State of the Union 2014: Lessons for the UK?

Last night, President Obama delivered his annual State of the Union address in which he outlined some of the measures required in order for the US to reform and grow its economy.

His remarks on tax, small businesses and innovation in particular however, raise some important lessons for the UK’s ability to compete globally – both now and in the future.

“…Let’s work together to close those loopholes, end those incentives to ship jobs overseas, and lower tax rates for businesses that create jobs here at home.”

The UK must also seek to remain competitive against measures taken by other nations, and incentivise our manufacturing businesses in the tax system. As the ADS’ 2014 budget submission suggests, further reform of capital allowances, an increase R&D tax credits limits and a re-introduction of the industrial buildings allowance will help to ensure that companies  see the UK as a good place to invest.

“…Let’s do more to help the entrepreneurs and small business owners who create most new jobs in America.

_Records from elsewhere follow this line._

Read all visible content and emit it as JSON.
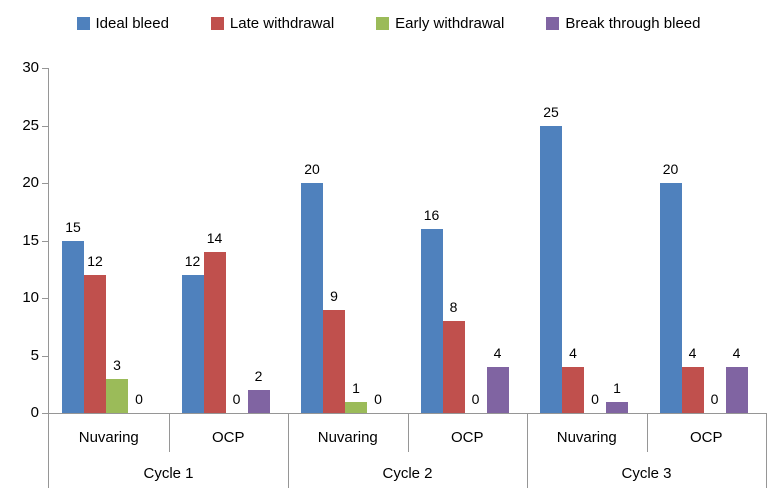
{
  "chart_data": {
    "type": "bar",
    "title": "",
    "xlabel": "",
    "ylabel": "",
    "ylim": [
      0,
      30
    ],
    "yticks": [
      0,
      5,
      10,
      15,
      20,
      25,
      30
    ],
    "grid": false,
    "legend_position": "top",
    "show_value_labels": true,
    "background": "#FFFFFF",
    "axis_color": "#969696",
    "text_color": "#000000",
    "series": [
      {
        "name": "Ideal bleed",
        "color": "#4F81BD"
      },
      {
        "name": "Late withdrawal",
        "color": "#C0504D"
      },
      {
        "name": "Early withdrawal",
        "color": "#9BBB59"
      },
      {
        "name": "Break through bleed",
        "color": "#8064A2"
      }
    ],
    "groups": [
      {
        "label": "Cycle 1",
        "subgroups": [
          {
            "label": "Nuvaring",
            "values": [
              15,
              12,
              3,
              0
            ]
          },
          {
            "label": "OCP",
            "values": [
              12,
              14,
              0,
              2
            ]
          }
        ]
      },
      {
        "label": "Cycle 2",
        "subgroups": [
          {
            "label": "Nuvaring",
            "values": [
              20,
              9,
              1,
              0
            ]
          },
          {
            "label": "OCP",
            "values": [
              16,
              8,
              0,
              4
            ]
          }
        ]
      },
      {
        "label": "Cycle 3",
        "subgroups": [
          {
            "label": "Nuvaring",
            "values": [
              25,
              4,
              0,
              1
            ]
          },
          {
            "label": "OCP",
            "values": [
              20,
              4,
              0,
              4
            ]
          }
        ]
      }
    ]
  }
}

Over the past five years, my administration has made more loans to small business owners than any other…“ 

According to the HoC Public Accounts Committee, net lending by banks participating in the UK Funding for Lending scheme has declined by £2.3bn since the scheme was launched – and the number and value of loans backed by the Enterprise Finance Guarantee fell each year between 2010 and 2013. In order to successfully rebalance the UK economy, with a greater focus on manufacturing industries and increasing exports, ensuring these access points are improved so that companies can invest in new equipment and create more training & new jobs, is vital.

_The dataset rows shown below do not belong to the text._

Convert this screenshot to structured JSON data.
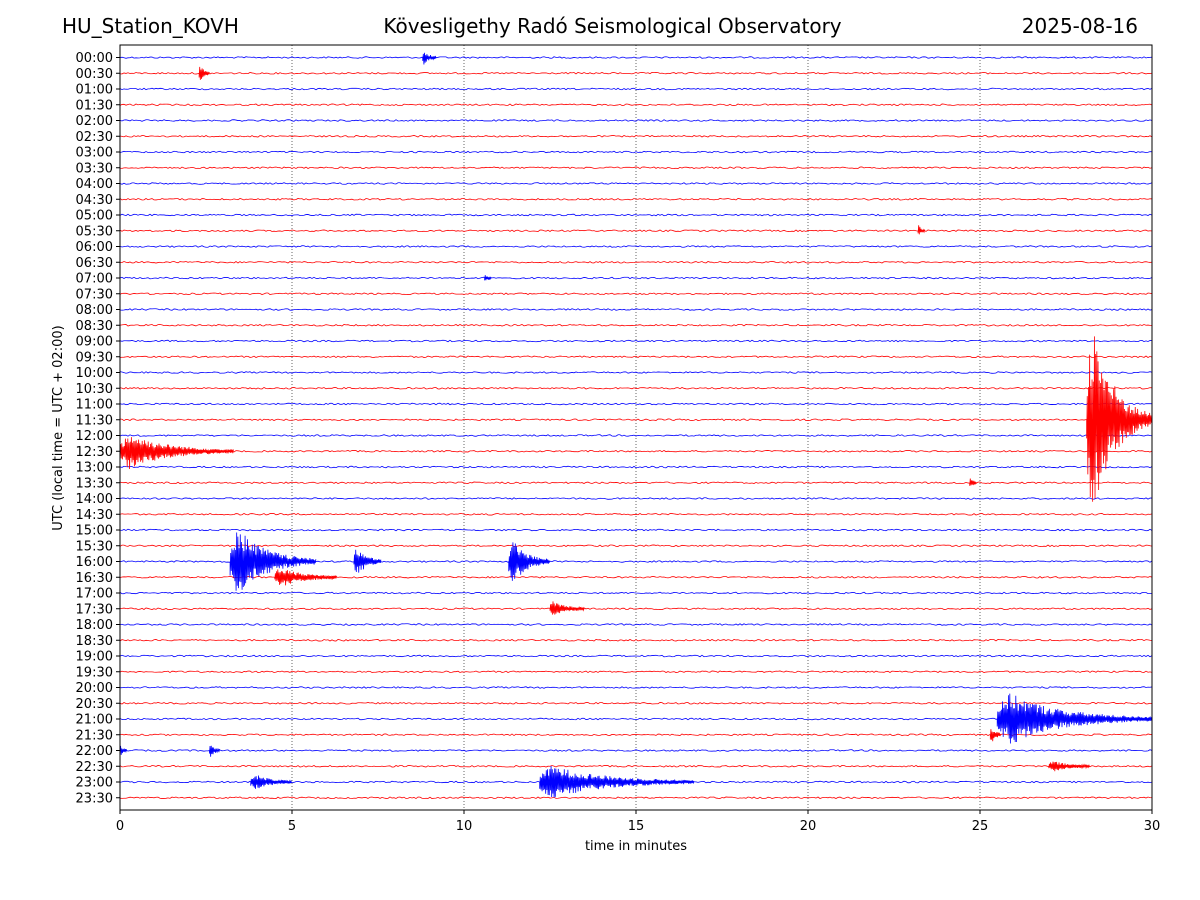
{
  "header": {
    "station": "HU_Station_KOVH",
    "observatory": "Kövesligethy Radó Seismological Observatory",
    "date": "2025-08-16"
  },
  "chart_data": {
    "type": "line",
    "title": "Kövesligethy Radó Seismological Observatory",
    "xlabel": "time in minutes",
    "ylabel": "UTC (local time = UTC + 02:00)",
    "xlim": [
      0,
      30
    ],
    "xticks": [
      0,
      5,
      10,
      15,
      20,
      25,
      30
    ],
    "grid": "vertical dotted at x ticks",
    "colors": {
      "even_rows": "#0000ff",
      "odd_rows": "#ff0000"
    },
    "row_labels": [
      "00:00",
      "00:30",
      "01:00",
      "01:30",
      "02:00",
      "02:30",
      "03:00",
      "03:30",
      "04:00",
      "04:30",
      "05:00",
      "05:30",
      "06:00",
      "06:30",
      "07:00",
      "07:30",
      "08:00",
      "08:30",
      "09:00",
      "09:30",
      "10:00",
      "10:30",
      "11:00",
      "11:30",
      "12:00",
      "12:30",
      "13:00",
      "13:30",
      "14:00",
      "14:30",
      "15:00",
      "15:30",
      "16:00",
      "16:30",
      "17:00",
      "17:30",
      "18:00",
      "18:30",
      "19:00",
      "19:30",
      "20:00",
      "20:30",
      "21:00",
      "21:30",
      "22:00",
      "22:30",
      "23:00",
      "23:30"
    ],
    "events": [
      {
        "row": "00:00",
        "start_min": 8.8,
        "duration_min": 0.4,
        "amplitude_rows": 0.4
      },
      {
        "row": "00:30",
        "start_min": 2.3,
        "duration_min": 0.3,
        "amplitude_rows": 0.5
      },
      {
        "row": "05:30",
        "start_min": 23.2,
        "duration_min": 0.2,
        "amplitude_rows": 0.3
      },
      {
        "row": "07:00",
        "start_min": 10.6,
        "duration_min": 0.2,
        "amplitude_rows": 0.2
      },
      {
        "row": "11:30",
        "start_min": 28.1,
        "duration_min": 1.9,
        "amplitude_rows": 6.5
      },
      {
        "row": "12:30",
        "start_min": 0.0,
        "duration_min": 3.3,
        "amplitude_rows": 1.1
      },
      {
        "row": "13:30",
        "start_min": 24.7,
        "duration_min": 0.2,
        "amplitude_rows": 0.3
      },
      {
        "row": "16:00",
        "start_min": 3.2,
        "duration_min": 2.5,
        "amplitude_rows": 2.2
      },
      {
        "row": "16:00",
        "start_min": 6.8,
        "duration_min": 0.8,
        "amplitude_rows": 1.0
      },
      {
        "row": "16:00",
        "start_min": 11.3,
        "duration_min": 1.2,
        "amplitude_rows": 1.5
      },
      {
        "row": "16:30",
        "start_min": 4.5,
        "duration_min": 1.8,
        "amplitude_rows": 0.6
      },
      {
        "row": "17:30",
        "start_min": 12.5,
        "duration_min": 1.0,
        "amplitude_rows": 0.5
      },
      {
        "row": "21:00",
        "start_min": 25.5,
        "duration_min": 4.5,
        "amplitude_rows": 1.6
      },
      {
        "row": "21:30",
        "start_min": 25.3,
        "duration_min": 0.3,
        "amplitude_rows": 0.6
      },
      {
        "row": "22:00",
        "start_min": 0.0,
        "duration_min": 0.2,
        "amplitude_rows": 0.3
      },
      {
        "row": "22:00",
        "start_min": 2.6,
        "duration_min": 0.3,
        "amplitude_rows": 0.4
      },
      {
        "row": "22:30",
        "start_min": 27.0,
        "duration_min": 1.2,
        "amplitude_rows": 0.3
      },
      {
        "row": "23:00",
        "start_min": 3.8,
        "duration_min": 1.2,
        "amplitude_rows": 0.5
      },
      {
        "row": "23:00",
        "start_min": 12.2,
        "duration_min": 4.5,
        "amplitude_rows": 1.0
      }
    ]
  }
}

“We know that the nation that goes all-in on innovation today will own the global economy tomorrow….Congress should undo the damage done by last year’s cuts to basic research…”

Obama’s insistence on innovation acting as a key differentiator for future economic growth is message which is becoming much stronger here in the UK. Where emerging economies can sometimes compete on labour and raw material costs, the UK must  allow high technology manufacturing and engineering industries to increase their investment in R&D. Joint industry and government support is instrumental to unlocking  innovation, and will ensure that UK does not find itself in the President’s position – lamenting the future impact of cuts to research funding.